Bison Transport equipment acquisitions and innovation manager Steven Orbanski said when it comes to investing in technologies, carriers could look at something simple, like LED lights and rust inhibitors, or could opt for something more complex, like automated transmissions, which could cause additional costs, but also eventually pay off with less driver fatigue and better fuel economy.

“You can’t always look at that bottom line on fuel and tires, it’s that balance right across on what you’re trying to do as a fleet and a company.”

Robert Friesen, on-highway business representative for Cummins, said he believed fuel economy will continue to be the driving factor
for technological advancement in the industry.

“We’re being forced as a manufacturer to meet certain fuel economy numbers and so are the OEMs,” Friesen said, “and I think that’s driving a lot of what’s happening with the technology we’re looking at.”
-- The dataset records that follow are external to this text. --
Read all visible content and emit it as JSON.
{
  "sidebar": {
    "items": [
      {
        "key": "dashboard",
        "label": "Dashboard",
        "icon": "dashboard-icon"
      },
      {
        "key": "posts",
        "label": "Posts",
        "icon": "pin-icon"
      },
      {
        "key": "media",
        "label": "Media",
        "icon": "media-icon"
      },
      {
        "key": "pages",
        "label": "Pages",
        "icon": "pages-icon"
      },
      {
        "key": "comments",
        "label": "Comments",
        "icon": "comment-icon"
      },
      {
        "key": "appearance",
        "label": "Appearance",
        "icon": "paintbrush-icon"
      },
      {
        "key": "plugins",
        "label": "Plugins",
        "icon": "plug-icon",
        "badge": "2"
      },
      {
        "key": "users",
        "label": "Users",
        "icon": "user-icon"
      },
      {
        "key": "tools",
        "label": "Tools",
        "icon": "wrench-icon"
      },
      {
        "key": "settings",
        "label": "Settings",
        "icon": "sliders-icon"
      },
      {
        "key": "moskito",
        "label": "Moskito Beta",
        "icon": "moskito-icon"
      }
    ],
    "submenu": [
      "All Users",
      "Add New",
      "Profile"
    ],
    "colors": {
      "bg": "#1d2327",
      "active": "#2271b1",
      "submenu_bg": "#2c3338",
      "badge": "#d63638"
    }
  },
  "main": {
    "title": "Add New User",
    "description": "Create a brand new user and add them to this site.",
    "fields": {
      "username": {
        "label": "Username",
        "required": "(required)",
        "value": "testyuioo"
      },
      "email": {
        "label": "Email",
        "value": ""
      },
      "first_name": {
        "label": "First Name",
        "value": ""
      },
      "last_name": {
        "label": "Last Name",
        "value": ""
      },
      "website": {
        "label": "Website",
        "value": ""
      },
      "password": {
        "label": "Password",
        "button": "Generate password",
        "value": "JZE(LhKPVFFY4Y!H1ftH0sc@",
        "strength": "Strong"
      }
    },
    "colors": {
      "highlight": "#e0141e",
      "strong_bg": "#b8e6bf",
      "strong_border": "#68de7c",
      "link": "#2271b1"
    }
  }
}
Friesen said Cummins was looking at what is called a heat recovery system, where the engine uses a component to recapture the 60% of heat loss it generates through its operation to help power the vehicle.

Steve Matson, technical sales support manager for Daimler Trucks Canada’s Detroit Diesel, said he believes the diesel engine is going nowhere anytime soon unless something drastic occurs to the price of diesel fuel.

From a personal standpoint, Matson said electro-locomotive technology, where the engine drives a generator with electric drive wheel-end motors, was something that could pop up in the near future, but predicting what would happen in the next decade was difficult given the swift pace of technological advancements.

As for how to manage all the data available in today’s advanced world, Friesen and Fleming agreed that the right information has to get into the hands of the right people for it to be used properly.

“There are a lot of fleets that are not taking advantage of the data that’s available,” added Matson, saying data collection is not a sideline job.